Organization seeking to end child marriage

Girls Not Brides: The Global Partnership to End Child Marriage is an international non-governmental organization with the mission to end child marriage throughout the world. The organization was created by The Elders to enable small groups from around the world to address the common issue of early marriage.

Girls Not Brides works alongside governments to end child marriage. Raising public awareness of child marriage are the main goals of the national partnerships they have with Bangladesh, Ghana, Mozambique, the Netherlands, Nepal, Uganda, the United Kingdom and the United States.

== History ==
The organization Girls Not Brides was started by The Elders in 2011 as a collaboration for organizations to work together to end child marriage. In October 2013, Girls Not Brides registered as an independent charity in England and Wales.

As of 2017, more than 700 organisations from over 85 countries are partnership members of Girls Not Brides. Less than 10 percent of partnership members are international organizations. Sixty-three percent of them focus their work in their own communities.

Girls Not Brides worked in 2017 to include ending child marriage in the United Nations Sustainable Development Goals for 2030.

In 2019 the organisations CEO became Faith Mwangi-Powell who was a Kenyan who had previously campaigned against FGM.

== Goals and strategies ==
Girls Not Brides say their goal is working towards ending child marriage, Girls Not Brides intends to work alongside and facilitate other organizations working towards the same goal. Ways they intend to combat child marriage are focused on information sharing through discussion and raising awareness in communities on any level (whether local, national, or international).

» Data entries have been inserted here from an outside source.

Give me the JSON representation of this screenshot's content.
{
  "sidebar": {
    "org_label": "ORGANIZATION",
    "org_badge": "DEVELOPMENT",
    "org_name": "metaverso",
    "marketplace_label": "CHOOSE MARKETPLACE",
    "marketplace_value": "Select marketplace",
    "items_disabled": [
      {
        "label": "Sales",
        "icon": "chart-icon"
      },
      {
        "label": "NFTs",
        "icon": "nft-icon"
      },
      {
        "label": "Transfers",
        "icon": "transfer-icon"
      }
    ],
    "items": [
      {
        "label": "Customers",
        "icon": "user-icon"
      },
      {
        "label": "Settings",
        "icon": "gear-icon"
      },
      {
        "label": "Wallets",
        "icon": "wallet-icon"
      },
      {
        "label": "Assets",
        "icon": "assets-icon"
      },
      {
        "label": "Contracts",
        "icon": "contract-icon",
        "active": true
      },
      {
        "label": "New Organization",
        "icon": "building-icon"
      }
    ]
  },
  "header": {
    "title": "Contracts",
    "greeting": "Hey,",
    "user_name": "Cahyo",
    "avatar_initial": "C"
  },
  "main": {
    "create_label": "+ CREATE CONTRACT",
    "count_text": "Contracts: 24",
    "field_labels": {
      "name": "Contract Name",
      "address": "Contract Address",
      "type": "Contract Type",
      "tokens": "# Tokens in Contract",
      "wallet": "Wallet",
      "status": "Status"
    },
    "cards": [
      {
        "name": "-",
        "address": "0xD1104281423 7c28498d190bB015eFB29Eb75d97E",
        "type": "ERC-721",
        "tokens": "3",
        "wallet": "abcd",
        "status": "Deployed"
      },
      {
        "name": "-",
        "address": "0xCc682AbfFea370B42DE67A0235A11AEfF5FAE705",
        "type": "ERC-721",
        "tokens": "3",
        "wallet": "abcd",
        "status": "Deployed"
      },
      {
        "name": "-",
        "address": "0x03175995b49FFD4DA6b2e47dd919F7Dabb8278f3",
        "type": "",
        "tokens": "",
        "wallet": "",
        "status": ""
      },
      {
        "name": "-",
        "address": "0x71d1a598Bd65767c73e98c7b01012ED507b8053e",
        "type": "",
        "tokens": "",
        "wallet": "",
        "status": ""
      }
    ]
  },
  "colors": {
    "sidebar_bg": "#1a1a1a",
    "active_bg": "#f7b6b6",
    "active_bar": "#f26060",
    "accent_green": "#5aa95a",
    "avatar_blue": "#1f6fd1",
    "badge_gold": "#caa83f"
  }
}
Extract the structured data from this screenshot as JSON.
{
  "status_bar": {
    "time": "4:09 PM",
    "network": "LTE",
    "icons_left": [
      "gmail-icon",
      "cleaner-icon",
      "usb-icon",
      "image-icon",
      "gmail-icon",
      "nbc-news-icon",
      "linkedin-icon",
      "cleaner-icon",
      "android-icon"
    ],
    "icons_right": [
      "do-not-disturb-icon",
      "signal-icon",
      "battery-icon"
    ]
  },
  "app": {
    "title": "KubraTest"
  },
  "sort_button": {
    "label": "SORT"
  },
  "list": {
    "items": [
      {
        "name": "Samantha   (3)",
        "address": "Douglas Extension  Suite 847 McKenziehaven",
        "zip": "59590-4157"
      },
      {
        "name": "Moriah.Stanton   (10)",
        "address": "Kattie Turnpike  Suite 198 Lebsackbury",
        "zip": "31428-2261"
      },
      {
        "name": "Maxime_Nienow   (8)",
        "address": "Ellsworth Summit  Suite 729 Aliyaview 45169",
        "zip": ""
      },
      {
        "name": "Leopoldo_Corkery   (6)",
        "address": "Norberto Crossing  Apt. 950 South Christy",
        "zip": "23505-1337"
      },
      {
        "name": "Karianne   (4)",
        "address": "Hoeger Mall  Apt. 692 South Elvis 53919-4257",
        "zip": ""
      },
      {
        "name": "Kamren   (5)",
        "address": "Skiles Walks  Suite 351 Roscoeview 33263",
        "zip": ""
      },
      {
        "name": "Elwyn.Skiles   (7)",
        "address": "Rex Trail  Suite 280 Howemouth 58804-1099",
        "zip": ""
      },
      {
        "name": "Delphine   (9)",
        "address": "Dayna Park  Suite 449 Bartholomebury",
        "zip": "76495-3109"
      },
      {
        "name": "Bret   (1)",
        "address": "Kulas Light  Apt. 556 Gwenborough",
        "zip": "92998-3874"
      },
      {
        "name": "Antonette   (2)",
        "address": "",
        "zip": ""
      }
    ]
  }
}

Girls Not Brides focused their 2017–2020 goals and strategies into six categories: Government, Global, Community, Funding, Learning, and Partnership. Government goals have adjusted from promoting national progress to making sure that high-prevalence countries are comprehensively undertaking child marriage. Girls Not Brides has also shifted their global goals from securing commitments to address child marriage into ensuring that the implementation of those commitments are supported by international and regional institutions. Community goals for Girls Not Brides centers on the importance of community-led approaches and the impact of community-based organizations. The organization's goals for funding tend to highlight dedicated resources in budgets and ensure an increase for community-based organizations. Girls Not Brides' final goal focuses on learning and research for child marriage and the effects of it, sharing the information, and ensuring that it is received and used in decision-making.